• 2315 Durant Ave
  • Berkeley, California
  • Time:
    7:00 PM to 8:30 PM
Jul 1 2026

Wealth, Power, and Democracy with Prize-Winning Economist Gabriel Zucman

He has been called "the billionaires' nightmare," "the archenemy of tax havens," "the wealth detective," and "a rockstar economist." He has advised presidential candidates and is one of the world's leading experts on wealth, inequality, and tax evasion. But Gabriel Zuckman describes himself more humbly: "I'm someone who likes to explain how things work."


At Arts & Culture on Wednesday, July 1, at 7 p.m., Professor Zucman will explain the rise in billionaires' wealth, the explosion of their power, the consequences for democracy, and possible remedies to inequality and its consequences. In particular, he will focus on a billionaire tax, like the one proposed in California that is expected to be on our ballots in November.


Tickets for Professor Zucman's talk, available on Eventbrite, are $5 for club members and students and $10 for non-members.


In 2023, the American Economic Association awarded Professor Zucman the John Bates Clark Medal, a prestigious honor given to the economist under forty who has made the most significant contribution to the field - an award often seen as a precursor to the Nobel Prize in Economics.


Professor Zucman's research not only impresses economists but also drives global conversation and political action. In an influential 2024 report commissioned by the G20, he argued for a coordinated 2% global minimum tax on the wealth - note that's wealth, not income - of the world's 3,000 billionaires. He said the measure would end the current situation in which the world's ultra wealthy avoid paying taxes by shielding their income in shell companies or offshore trusts.


Before Professor Zucman studied these tax-avoidance practices, the trillions of dollars hidden in offshore tax havens were a proverbial black box.
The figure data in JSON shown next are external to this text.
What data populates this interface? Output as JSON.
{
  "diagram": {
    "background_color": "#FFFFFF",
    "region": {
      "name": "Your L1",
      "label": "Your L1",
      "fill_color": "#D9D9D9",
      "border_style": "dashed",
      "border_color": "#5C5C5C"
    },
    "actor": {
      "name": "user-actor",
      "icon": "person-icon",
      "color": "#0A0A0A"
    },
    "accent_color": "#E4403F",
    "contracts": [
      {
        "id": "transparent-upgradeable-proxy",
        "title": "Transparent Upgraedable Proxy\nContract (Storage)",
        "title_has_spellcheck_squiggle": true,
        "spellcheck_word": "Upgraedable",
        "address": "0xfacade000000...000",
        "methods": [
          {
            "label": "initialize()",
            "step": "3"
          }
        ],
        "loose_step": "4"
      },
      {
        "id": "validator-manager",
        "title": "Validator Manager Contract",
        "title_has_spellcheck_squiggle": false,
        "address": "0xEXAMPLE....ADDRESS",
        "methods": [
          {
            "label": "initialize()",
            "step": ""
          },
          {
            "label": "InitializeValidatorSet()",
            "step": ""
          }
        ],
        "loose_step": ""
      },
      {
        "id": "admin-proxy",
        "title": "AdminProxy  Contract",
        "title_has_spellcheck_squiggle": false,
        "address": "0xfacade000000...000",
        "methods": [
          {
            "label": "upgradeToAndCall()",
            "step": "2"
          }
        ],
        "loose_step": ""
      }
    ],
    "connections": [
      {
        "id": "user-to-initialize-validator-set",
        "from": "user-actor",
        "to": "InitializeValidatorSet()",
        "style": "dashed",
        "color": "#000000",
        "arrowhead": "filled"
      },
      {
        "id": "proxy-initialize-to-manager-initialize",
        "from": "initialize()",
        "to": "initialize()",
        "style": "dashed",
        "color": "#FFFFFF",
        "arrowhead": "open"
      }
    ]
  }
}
He developed a forensic accounting method to track global assets and liabilities to find what he calls "missing" money. He discovered that about 8% of the world's household financial wealth is held in tax havens.


Professor Zucman is the author of the landmark The Hidden Wealth of Nations: The Scourge of Tax Havens and is the co-author, with Emanuel Saez, of The Triumph of Injustice, which showed, for the first time, that the wealthiest billionaires in America paid a lower percent of their income in taxes than did people in the middle class. His new book, We Need to Tax Billionaires, is due out in August.


He earned his doctorate in economics in 2013, from both the School for Advanced Studies in the Social Sciences (EHESS) and the Paris School of Economics. His Ph.D dissertation, under the supervision of famed economist Thomas Piketty, explored whether France's wealth tax was driving rich French citizens to leave the country. He taught at the London School of Economics before he joined Berkeley's economics department in 2015, and the Paris School of Economics and Ecole normale supérieure in 2023. He is the founding director of the PSE Stone center on Global Wealth Dynamics and also the founding director of the EU Tax Observatory, an independent research laboratory that studies tax evasion and avoidance in the European Union.


Fortunately for us, Professor Zucman; his wife Claire, a labor economist; and their three children spend their summers in Berkeley. Don't miss this opportunity to learn from this exciting young economist.